WARNING: The following contains spoilers for Episode 1 of Blade Runner: Black Lotus, "City of Angels," which aired on Adult Swim and is now streaming on Crunchyroll.
The highly anticipated Blade Runner: Black Lotus debuted its first two episodes in a one-hour premiere on both Adult Swim and Crunchyroll on November 13. Set between the 1982 Blade Runner film starring Harrison Ford and its 2017 sequel, Blade Runner 2049, starring Ryan Gosling, Episode 1 of Black Lotus opens with a major mystery: who, or what, is Elle?
The story takes place a decade after the events of Blade Runner: Black Out 2022, in which the Tyrell Corporation developed the Nexus-8 line of replicants, which are given longer lifespans than their predecessors. This led to a major backlash by the human population that resulted in the mass extermination of replicants. Black Lotus continues to explore the aftermath of these events, with Elle somehow caught in the crossfire.
When Elle is introduced in Episode 1 of Black Lotus, she has no recollection of who she is, where she comes from or why she woke up in the back of a truck. She finds a device inside the vehicle containing information she wants access to, but has no clue how it works. Elle finds herself wandering the streets of Los Angeles in search of answers about her identity when she runs into a black market dealer named Doc Badger.
Badger offers to help Elle access the device in her possession in exchange for her "taking care" of the street gang harassing him. She honors her word and locates the gang to a local cemetery where she immobilizes them, followed by killing their leader. When she returns, Doc is unable to access her device but introduces her to someone who can.
While Black Lotus viewers are just as in the dark about who Elle is, at the same time, it is hinted throughout Episode 1 that she is a replicant. The first major clue is that she wakes up in a truck with amnesia. This alone implies that Elle is running away from something, which she wouldn't need to do if she was actually human. The only way she would be considered an enemy as a human is if she allied herself with the replicants, but then it begs the question of why she has amnesia in the first place.

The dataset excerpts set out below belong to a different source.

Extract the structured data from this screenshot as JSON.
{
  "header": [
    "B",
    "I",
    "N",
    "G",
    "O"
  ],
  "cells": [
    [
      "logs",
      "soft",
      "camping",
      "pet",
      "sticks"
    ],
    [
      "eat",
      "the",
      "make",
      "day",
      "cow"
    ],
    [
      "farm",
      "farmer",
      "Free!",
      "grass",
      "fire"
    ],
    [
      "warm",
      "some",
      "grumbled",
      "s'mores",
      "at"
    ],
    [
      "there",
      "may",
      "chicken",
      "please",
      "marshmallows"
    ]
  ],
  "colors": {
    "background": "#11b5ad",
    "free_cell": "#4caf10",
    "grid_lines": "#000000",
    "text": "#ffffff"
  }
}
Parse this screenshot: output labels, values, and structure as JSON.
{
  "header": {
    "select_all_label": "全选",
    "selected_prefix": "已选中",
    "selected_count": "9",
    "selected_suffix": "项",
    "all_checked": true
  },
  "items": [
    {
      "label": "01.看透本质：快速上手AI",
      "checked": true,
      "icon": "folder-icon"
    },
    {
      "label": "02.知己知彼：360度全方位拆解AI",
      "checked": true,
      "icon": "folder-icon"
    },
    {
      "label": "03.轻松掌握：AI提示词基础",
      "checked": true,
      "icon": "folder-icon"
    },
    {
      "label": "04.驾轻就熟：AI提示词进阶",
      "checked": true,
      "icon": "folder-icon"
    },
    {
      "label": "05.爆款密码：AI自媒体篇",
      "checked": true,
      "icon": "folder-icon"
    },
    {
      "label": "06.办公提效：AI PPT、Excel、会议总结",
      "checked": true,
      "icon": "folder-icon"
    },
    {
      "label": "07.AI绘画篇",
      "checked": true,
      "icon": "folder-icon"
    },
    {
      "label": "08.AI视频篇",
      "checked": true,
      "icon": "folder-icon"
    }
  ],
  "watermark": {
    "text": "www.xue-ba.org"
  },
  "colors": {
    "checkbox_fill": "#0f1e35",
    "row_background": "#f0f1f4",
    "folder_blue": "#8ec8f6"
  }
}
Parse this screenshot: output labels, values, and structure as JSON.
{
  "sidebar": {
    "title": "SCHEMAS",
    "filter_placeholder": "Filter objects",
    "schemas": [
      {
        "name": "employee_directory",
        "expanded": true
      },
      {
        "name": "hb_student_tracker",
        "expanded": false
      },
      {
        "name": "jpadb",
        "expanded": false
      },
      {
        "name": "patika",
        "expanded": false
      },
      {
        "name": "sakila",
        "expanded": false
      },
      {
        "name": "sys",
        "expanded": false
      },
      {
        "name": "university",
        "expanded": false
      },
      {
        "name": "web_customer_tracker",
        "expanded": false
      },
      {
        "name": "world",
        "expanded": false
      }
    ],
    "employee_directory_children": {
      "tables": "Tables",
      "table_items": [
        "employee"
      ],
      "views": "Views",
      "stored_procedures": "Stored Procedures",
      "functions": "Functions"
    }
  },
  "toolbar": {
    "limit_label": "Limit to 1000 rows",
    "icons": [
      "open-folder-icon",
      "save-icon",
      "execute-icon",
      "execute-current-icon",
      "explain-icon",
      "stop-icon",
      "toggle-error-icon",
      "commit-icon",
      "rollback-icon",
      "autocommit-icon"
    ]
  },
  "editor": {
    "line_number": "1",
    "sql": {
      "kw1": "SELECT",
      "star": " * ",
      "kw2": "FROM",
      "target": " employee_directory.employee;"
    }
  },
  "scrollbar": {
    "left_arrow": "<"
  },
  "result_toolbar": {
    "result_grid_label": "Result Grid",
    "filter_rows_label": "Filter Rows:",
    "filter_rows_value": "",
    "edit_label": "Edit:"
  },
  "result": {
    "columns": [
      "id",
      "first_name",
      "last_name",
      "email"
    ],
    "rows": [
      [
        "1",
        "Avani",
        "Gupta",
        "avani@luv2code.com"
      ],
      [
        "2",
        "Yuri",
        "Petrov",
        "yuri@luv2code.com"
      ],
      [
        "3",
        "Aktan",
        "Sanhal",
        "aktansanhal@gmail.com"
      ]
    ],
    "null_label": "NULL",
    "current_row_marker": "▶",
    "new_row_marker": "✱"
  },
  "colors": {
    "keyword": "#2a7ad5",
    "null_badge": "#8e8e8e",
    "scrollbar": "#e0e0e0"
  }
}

The second major clue is that Elle has combat skills that are easily triggered by dangerous situations. In fights, she demonstrates superior strength and is extremely agile beyond human capacity. Incidentally, when her combat skills are triggered, this leads to the third hint she's a replicant: she experiences flashbacks of fighting off similar people, even murdering a person in self-defense. This strongly implies Elle was being hunted down at some point, which wouldn't be the case if she was human.
Lastly, the person Elle kills in the flashback is implied to be someone she knows, possibly her owner. Whatever ends up being the case for Elle as the series progresses, it appears as though Blade Runner: Black Lotus seeks to continue exploring the overarching theme from the Blade Runner franchise regarding the question of humanity.